- Location within the regional unit
- Thisvi Location within Greece
- Coordinates: 38°16′N 22°58′E﻿ / ﻿38.267°N 22.967°E
- Country: Greece
- Administrative region: Central Greece
- Regional unit: Boeotia
- Municipality: Thebes

Area
- • Municipal unit: 245.492 km^{2} (94.785 sq mi)
- • Community: 39.350 km^{2} (15.193 sq mi)

Population (2021)
- • Municipal unit: 2,367
- • Municipal unit density: 9.642/km^{2} (24.97/sq mi)
- • Community: 337
- • Community density: 8.56/km^{2} (22.2/sq mi)
- Time zone: UTC+2 (EET)
- • Summer (DST): UTC+3 (EEST)
- Vehicle registration: ΒΙ

= Thisvi =

Thisvi (Θίσβη) is a village and a former municipality in Boeotia, Greece. Since the 2011 local government reform it is part of the municipality Thebes, of which it is a municipal unit. The municipal unit has an area of 245.492 km^{2}, the community 39.350 km^{2}. Population 2,367 (2021).
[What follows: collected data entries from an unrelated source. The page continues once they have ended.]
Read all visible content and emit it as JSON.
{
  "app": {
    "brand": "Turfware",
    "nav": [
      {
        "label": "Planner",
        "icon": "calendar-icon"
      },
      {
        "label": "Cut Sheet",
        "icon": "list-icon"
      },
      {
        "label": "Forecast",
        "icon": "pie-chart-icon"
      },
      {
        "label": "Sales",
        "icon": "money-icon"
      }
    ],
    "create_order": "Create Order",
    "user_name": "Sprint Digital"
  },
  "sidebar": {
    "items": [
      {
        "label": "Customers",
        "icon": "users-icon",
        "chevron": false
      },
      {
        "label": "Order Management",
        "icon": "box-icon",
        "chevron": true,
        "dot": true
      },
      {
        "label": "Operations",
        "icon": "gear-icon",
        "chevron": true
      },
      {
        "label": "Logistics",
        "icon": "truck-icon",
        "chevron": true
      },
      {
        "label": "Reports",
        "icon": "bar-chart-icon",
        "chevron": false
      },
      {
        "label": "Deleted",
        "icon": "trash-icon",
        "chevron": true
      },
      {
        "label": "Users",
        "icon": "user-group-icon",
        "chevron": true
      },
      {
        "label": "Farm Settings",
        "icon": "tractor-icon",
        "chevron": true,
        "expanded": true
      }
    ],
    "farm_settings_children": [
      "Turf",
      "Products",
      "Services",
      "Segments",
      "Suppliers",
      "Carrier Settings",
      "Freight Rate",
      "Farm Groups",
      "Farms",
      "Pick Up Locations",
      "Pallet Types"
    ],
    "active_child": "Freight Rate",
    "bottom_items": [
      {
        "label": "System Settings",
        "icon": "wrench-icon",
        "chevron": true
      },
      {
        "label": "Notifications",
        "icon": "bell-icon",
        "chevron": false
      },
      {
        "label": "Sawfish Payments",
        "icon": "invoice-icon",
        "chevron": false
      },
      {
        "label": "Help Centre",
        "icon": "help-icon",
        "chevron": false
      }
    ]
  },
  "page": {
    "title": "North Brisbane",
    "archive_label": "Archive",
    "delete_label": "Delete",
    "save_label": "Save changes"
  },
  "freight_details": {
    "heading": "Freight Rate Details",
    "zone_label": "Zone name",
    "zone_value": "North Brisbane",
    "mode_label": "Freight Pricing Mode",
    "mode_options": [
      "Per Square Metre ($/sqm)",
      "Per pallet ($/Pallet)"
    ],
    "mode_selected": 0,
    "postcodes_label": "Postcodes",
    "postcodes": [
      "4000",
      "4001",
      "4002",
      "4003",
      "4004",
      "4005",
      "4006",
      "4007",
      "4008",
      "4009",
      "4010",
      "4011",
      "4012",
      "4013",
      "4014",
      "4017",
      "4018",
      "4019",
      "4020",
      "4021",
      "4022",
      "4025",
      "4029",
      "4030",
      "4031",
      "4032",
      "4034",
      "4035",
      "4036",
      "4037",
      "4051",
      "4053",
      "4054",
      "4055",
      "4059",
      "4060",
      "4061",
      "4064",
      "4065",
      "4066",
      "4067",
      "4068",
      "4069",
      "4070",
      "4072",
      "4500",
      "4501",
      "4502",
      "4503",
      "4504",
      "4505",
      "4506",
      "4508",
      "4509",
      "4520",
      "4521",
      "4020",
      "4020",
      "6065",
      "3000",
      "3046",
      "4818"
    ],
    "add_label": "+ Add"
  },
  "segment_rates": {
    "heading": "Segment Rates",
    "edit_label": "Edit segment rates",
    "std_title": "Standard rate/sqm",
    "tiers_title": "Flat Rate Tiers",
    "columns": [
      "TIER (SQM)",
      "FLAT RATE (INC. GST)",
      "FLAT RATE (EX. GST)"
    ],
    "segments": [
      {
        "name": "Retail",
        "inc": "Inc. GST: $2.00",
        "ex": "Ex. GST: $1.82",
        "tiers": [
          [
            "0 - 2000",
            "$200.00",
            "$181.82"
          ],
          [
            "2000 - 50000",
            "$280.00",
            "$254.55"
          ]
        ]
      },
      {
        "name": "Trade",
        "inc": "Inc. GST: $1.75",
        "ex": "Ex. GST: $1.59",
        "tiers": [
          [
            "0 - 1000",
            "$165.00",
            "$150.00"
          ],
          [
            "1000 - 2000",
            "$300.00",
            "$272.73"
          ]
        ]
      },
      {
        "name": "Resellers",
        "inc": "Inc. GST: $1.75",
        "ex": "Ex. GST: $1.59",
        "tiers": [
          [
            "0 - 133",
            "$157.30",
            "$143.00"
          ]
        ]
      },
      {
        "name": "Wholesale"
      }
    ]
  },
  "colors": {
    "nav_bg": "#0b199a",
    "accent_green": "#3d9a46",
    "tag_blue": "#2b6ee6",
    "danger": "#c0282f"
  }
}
The municipal unit consists of the communities of Chostia, Domvraina, Ellopia, Thisvi and Xironomi. The seat of the former municipality was in Domvraina. The municipal unit is named after the Mycenaean city (now ruined) of Thisbe, which is mentioned by Homer in the Iliad's Catalogue of Ships as a participant in the Trojan War. The scant remains of the Mycenaean acropolis that is surrounded by Cyclopean walls is located on a hill called Palaiokastro which is to the Northwest of the town.